FRANKFORT, Ky. (WDRB) -- A regulation goes into effect nationwide on Dec. 18 that requires truckers to install electronic logging devices, or ELDs, in their vehicles. The ELDs electronically monitor the hours truckers drive.
Chad Reynolds, an independent truck driver who owns his own rig and has been driving for 18 years, said it will make it much harder to make a living on the road.
“It's not just a job," he said. "It's a way of life."
The regulation is designed to ensure that truckers do not go over federally mandated driving limits.
“You've got a time clock you got to look at," Reynolds said. "You're going to be under the gun all the time."
Truckers are limited to 11 hours driving time during a 14-hour period and then 10 hours rest. Reynolds said he can adjust for delays such as traffic jams on his paper log, but that isn't the case with the ELDs. He said they will slow down his delivery times.
“That five minutes here, that 10 minutes there is going to cost you a load, maybe two loads a week, which is going to be about $1,500-$2,000 a week for me,” he said.
Reynolds joined other independent truckers at the State Capitol in Frankfort on Monday as part of a nationwide protest against the ELDs.
“We want our representatives, our government, to hear how we feel,” said trucker and protest organizer Shelli Conaway.

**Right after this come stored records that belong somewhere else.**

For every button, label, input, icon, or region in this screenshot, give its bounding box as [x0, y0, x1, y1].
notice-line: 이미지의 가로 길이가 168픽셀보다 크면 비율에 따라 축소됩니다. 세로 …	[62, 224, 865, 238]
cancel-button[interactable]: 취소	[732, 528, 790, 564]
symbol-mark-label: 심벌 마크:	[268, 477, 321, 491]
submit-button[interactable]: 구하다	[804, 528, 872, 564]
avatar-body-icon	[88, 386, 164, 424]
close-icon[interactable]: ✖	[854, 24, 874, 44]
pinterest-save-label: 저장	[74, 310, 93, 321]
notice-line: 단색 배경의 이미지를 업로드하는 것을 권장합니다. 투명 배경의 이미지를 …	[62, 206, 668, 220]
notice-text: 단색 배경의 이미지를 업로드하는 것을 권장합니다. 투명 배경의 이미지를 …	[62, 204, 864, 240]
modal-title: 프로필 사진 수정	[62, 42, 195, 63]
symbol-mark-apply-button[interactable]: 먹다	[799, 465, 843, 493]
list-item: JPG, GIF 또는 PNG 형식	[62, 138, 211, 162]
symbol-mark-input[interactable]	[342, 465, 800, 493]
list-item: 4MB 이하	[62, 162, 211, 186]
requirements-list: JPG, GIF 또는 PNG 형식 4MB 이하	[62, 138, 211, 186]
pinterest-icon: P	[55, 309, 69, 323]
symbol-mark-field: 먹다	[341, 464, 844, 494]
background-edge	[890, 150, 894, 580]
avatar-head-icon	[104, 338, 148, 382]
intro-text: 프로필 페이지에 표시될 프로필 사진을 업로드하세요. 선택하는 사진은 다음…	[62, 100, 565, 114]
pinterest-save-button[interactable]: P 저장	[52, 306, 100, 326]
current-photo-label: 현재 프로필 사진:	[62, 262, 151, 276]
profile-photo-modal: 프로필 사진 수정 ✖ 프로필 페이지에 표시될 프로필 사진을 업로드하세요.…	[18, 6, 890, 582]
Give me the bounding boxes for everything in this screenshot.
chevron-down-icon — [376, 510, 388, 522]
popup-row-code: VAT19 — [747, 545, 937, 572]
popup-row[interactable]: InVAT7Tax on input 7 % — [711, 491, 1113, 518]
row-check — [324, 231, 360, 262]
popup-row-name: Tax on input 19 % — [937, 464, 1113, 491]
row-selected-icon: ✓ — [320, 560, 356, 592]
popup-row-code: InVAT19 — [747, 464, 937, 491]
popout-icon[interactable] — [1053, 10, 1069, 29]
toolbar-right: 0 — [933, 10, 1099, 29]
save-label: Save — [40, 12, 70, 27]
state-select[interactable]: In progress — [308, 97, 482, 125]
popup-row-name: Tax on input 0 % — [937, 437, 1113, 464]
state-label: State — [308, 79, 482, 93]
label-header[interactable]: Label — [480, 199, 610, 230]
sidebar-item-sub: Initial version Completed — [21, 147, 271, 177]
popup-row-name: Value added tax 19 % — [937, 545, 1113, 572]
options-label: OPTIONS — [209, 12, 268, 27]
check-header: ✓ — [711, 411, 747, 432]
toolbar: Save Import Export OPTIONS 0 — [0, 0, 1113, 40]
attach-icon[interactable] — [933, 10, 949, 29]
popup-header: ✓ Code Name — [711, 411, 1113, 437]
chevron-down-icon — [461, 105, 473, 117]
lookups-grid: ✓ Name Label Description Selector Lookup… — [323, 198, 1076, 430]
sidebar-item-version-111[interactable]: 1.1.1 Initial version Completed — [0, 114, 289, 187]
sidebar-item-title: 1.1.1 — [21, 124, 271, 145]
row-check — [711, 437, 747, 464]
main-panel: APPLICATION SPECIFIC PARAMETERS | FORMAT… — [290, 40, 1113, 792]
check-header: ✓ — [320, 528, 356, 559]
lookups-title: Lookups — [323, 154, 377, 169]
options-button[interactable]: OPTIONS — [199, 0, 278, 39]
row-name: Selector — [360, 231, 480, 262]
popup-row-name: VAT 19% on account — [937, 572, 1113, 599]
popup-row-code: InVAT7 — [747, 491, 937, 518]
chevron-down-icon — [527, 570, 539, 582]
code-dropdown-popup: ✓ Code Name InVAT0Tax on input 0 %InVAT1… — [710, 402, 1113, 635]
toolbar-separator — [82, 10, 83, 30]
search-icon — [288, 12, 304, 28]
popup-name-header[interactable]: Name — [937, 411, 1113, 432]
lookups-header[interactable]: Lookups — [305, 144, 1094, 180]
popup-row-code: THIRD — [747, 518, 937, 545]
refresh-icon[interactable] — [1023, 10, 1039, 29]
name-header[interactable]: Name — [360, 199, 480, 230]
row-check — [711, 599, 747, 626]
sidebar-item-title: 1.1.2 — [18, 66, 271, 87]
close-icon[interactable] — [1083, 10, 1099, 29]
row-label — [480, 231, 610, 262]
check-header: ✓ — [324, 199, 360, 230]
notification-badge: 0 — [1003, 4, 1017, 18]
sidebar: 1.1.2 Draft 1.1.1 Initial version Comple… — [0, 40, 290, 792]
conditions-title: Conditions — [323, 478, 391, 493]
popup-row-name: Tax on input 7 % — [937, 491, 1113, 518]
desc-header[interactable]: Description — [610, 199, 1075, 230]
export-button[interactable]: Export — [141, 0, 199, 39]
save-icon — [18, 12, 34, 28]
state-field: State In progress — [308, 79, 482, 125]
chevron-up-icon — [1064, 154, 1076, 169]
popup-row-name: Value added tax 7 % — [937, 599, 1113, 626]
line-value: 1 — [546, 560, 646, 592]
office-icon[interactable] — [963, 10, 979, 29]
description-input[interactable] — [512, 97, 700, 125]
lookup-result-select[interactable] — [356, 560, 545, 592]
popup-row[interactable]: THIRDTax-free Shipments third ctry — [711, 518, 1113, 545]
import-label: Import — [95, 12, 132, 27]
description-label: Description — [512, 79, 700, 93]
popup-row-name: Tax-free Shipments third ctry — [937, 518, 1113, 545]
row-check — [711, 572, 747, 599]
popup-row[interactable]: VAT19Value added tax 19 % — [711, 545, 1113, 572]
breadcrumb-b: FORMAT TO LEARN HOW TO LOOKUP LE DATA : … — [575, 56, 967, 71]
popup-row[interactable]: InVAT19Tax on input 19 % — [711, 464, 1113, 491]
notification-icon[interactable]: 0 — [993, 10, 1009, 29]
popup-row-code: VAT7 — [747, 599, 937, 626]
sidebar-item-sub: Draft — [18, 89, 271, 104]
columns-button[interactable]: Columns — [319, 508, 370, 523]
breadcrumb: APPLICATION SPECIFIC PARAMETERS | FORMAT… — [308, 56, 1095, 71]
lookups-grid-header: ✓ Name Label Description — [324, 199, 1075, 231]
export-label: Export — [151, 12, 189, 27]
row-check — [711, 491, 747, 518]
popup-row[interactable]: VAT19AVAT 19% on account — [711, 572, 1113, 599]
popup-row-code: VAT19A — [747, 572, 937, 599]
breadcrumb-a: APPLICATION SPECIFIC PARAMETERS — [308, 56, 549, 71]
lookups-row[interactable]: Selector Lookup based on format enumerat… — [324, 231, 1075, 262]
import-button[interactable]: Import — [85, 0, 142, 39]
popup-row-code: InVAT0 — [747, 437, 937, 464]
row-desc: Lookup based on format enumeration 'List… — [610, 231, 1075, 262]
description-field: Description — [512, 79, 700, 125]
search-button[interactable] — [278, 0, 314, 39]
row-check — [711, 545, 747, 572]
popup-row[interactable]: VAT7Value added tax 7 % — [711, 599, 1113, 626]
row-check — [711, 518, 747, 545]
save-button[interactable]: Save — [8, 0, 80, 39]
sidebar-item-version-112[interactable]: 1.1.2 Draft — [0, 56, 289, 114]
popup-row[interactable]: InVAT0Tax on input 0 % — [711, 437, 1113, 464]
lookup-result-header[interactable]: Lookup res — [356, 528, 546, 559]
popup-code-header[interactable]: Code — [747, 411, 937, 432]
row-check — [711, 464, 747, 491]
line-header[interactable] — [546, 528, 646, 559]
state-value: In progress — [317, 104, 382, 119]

The Kentucky Trucking Association, which represents the industry, supports the ELD mandate, though it supports delaying enforcement.
“In the long run, I think it's going to make it easier on the average truck driver," said KTA President and CEO Guy Young. "I know that it's made it easier on the average trucking company who's been implementing these over the few years."
But independent drivers said the trucking association does not speak for them. They said part of the problem is the ELDs themselves. They said they can be hacked and manipulated, and there is uncertainty as to which of the ELD brands will ultimately be certified for use.
The bigger issue, they said, are the rules regulating hours of service. They want the mandate put on hold until the issues can be resolved.
“I always said I would never quit, but this could retire me,” Reynolds said.